Si tratta, invece, di stabilire se la collaborazione (e cioè se la delazione) costituisca o meno l’unico e solo presupposto che consenta di accedere ai benefici in questione a quelle stesse persone che hanno commesso quegli stessi crimini efferati, stabilendo, dunque - evidentemente solo in relazione a tale categoria di detenuti - una coincidenza esclusiva e una assoluta sovrapponibilità tra il percorso “rieducativo” cui fa riferimento l’art. 27 della Costituzione e la delazione.
È proprio questo binomio inscindibile, ovvero questo vero e proprio sillogismo aristotelico tra la concessione dei benefici e la delazione che non solo non mi convince, ma che trovo personalmente in qualche modo aberrante, oltreché in stridente contrasto con la sopra richiamata funzione rieducativa della pena stessa sancita dal richiamato 3 comma dell’articolo 27 della Costituzione, e la Costituzione è una “cosa seria” che va applicata sempre e comunque e non una volta sì e una volta no.

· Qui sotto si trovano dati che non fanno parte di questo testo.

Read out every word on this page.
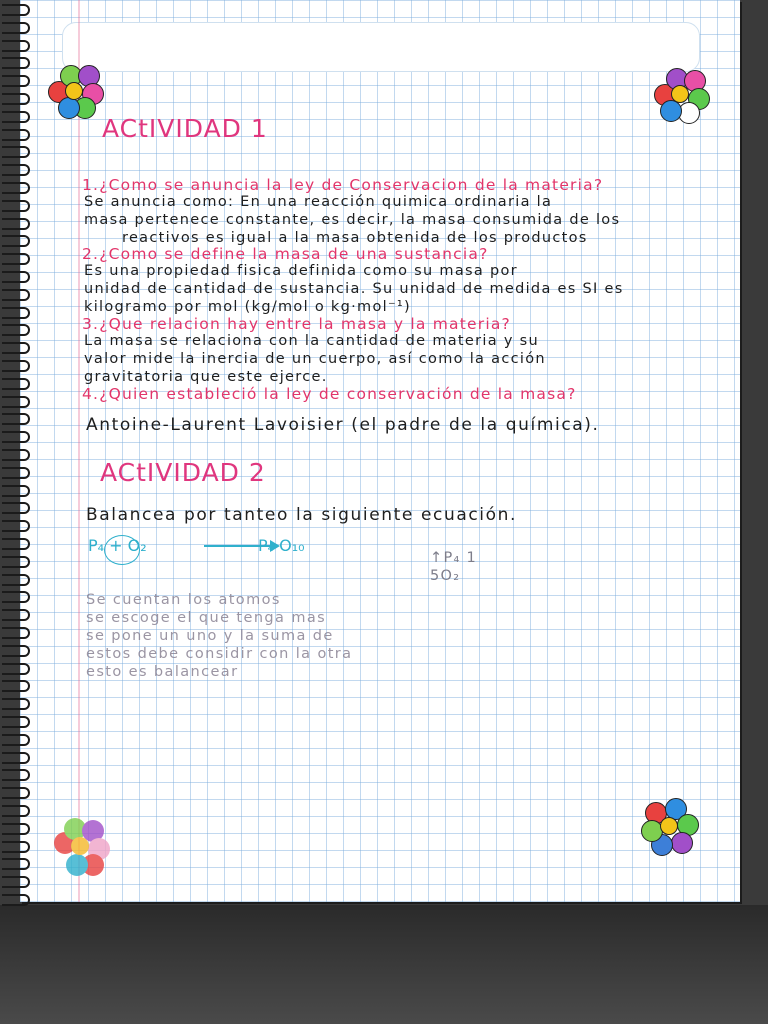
ACtIVIDAD 1
1.¿Como se anuncia la ley de Conservacion de la materia?
Se anuncia como: En una reacción quimica ordinaria la
masa pertenece constante, es decir, la masa consumida de los
reactivos es igual a la masa obtenida de los productos
2.¿Como se define la masa de una sustancia?
Es una propiedad fisica definida como su masa por
unidad de cantidad de sustancia. Su unidad de medida es SI es
kilogramo por mol (kg/mol o kg·mol⁻¹)
3.¿Que relacion hay entre la masa y la materia?
La masa se relaciona con la cantidad de materia y su
valor mide la inercia de un cuerpo, así como la acción
gravitatoria que este ejerce.
4.¿Quien estableció la ley de conservación de la masa?
Antoine-Laurent Lavoisier (el padre de la química).
ACtIVIDAD 2
Balancea por tanteo la siguiente ecuación.
P₄ + O₂	P₄ O₁₀
↑P₄ 1
5O₂
Se cuentan los atomos
se escoge el que tenga mas
se pone un uno y la suma de
estos debe considir con la otra
esto es balancear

Dunque, il legislatore del rinvio dovrà - almeno a mio modesto avviso - oltremodo valorizzare, come fondamentale parametro da utilizzare ai fini di tale delibazione, l’aspetto rappresentato dal tempo trascorso in espiazione della pena. Come anche la Corte costituzionale ha avuto modo di osservare in passato, il trascorrere del tempo modifica qualsiasi cosa, purtroppo o per fortuna, da tutti i punti di vista; in oltre un quarto di secolo tutto cambia (o comunque non può a priori escludersi che tutto cambi), dalla natura e dal vissuto del condannato, fino alle dinamiche e agli equilibri criminali. È evidente che, trattandosi di detenuti condannati alla pena dell’ergastolo per reati gravissimi, occorre necessariamente che il passare del tempo si accompagni a un conclamato percorso di ravvedimento e di autentica dissociazione dall’originario contesto criminale, emblematico, dunque, dell’autentica volontà del detenuto di reinserirsi nella società. Ma un tale percorso non ha nulla a che vedere con la “delazione” che spesso, come si diceva, è sintomatica di tutto, tranne che di autentico ravvedimento.